I laughed, and Douglass looked at me like I was an alien.
“What?” I said. “It was funny.”
“The Dempsey I know don’t laugh.”
“Maybe I got brain damage.”
“You must have, to come back up here.”
“Loki insisted. I think he had a date with Vasquez.”
“I knew the two of them had something special.”
We joked like that for a few more minutes. The jokes kept us going without having to talk about Chang, at least not directly. But we were also kind of talking about him the whole time. If his death had made us stop messing with each other, he would have taken it as a great insult to his memory.
I went out to take a walk around the base. It was pitch-black outside, but Loki could lead me. I liked the late nights up at OPE. Lieutenant Schu and Staff Sergeant Luken were asleep. Vasquez was up, sorting bandages. He welcomed us back by tackling Loki and wrestling with him in the dirt. So much for a clean dog.
“Will you shut up?” someone grunted from inside the barracks. “Some of us are trying to sleep through the war!”
Vasquez dusted himself off and stood up. “Welcome back, brother,” he said to me. “Word is you volunteered to come back sooner than you had to. What was the problem? You didn’t like the heated towels at Leatherneck?”
I laughed.
“Seriously, though, Dempsey,” he said. “We’re glad to have you and your O.G. back here. Everybody feels a lot better with Loki looking out for us.”
I glanced over at the medical supplies he had laid out, bandages and needles, packets of fluids and pain killer pills. Like he was expecting a lot of casualties.
“Lieutenant Schu’s briefing us in the morning about Hunting Dog,” he
said.
“Hunting Dog?”
“That’s the name of the operation,” Vasquez answered. “I think the colonel took a liking to Loki, named it in his honor.”
Loki, hearing his name, rolled onto his back, demanding Vasquez rub his belly. Vasquez obeyed, and Loki’s tongue rolled happily out of his mouth.
Then we heard the screech of an incoming attack. The quiet of the nighttime was torn open. Men shouted as they scrambled from their bunks and rushed to fighting positions. I grabbed Loki and pulled him close as Vasquez and I jumped into a sandbag bunker. Loki panted happily in my arms. Even with the deafening explosions of the bombs and the roar of the machine guns, his tail wagged.

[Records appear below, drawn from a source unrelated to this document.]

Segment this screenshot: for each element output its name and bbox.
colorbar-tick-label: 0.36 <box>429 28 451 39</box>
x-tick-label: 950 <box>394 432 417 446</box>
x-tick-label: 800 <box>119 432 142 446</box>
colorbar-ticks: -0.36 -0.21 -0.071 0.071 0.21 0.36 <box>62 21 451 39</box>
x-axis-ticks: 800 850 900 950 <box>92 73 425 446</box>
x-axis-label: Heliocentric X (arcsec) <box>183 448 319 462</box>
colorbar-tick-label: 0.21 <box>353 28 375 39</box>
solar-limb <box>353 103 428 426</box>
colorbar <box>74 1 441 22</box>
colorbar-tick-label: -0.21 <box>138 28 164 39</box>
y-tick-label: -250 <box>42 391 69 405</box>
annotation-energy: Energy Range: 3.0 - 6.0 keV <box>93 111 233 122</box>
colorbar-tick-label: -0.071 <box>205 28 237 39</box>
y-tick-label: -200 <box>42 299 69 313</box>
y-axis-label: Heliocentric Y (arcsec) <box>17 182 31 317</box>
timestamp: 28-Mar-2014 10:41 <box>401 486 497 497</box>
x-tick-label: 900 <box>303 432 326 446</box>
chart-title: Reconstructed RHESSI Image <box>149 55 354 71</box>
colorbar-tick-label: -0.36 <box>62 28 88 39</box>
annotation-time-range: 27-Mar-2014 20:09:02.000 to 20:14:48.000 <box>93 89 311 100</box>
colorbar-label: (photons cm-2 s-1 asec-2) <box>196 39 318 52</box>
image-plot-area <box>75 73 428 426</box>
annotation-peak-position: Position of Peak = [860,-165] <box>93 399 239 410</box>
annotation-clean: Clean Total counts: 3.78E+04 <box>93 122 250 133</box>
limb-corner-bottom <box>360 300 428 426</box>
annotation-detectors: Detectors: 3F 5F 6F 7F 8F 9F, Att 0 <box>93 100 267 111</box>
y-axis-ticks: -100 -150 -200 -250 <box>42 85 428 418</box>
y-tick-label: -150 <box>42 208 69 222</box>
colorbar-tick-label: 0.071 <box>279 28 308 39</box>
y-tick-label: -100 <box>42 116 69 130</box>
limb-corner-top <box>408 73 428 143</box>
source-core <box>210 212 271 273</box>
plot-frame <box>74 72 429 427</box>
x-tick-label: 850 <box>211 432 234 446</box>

The attack was over almost as soon as it had started. We climbed out of the bunker. Douglass was taking apart his gun, even though it was still smoking hot.
“Gun jammed,” he said. Hot brass shell casings littered the ground at his feet.
“Or you melted the barrel,” Vasquez suggested.
“Doesn’t matter much,” Douglass shrugged. “They didn’t have much fight in them tonight. Probably just saw the helicopter come in and wanted to welcome our dog team back to us. Give you a proper fireworks display.”
I picked up a piece of hot, twisted metal from the dirt, a vicious bit of shrapnel that easily could have killed one of us.
“Some welcome,” I grunted.
Loki sniffed at the metal in my hand and wagged his tail. To him, it must have smelled just like everything else I asked him to find. He jumped up and leaned on me with his front paws to get a really good sniff at it. Then he nudged my pocket with his snout.
Time to play, Boss, he seemed to say. That smell means it’s time to play.
I pulled out his toy and let him tug on it for a while.
“O.G. Loki,” Vasquez laughed. “He comes out of a firefight and wants to play. Now, that’s a marine.”
He barked, which I guess was his way of saying oo-rah.
“Glad you guys are back.” Douglass patted me on the shoulder and gave me a long look. Finally, he smirked. “Because I wasn’t kidding about that OPE shower. Those latrines are nasty. You best get them cleaned up and get yourself dirty by morning. We’ve got some hunting to do.”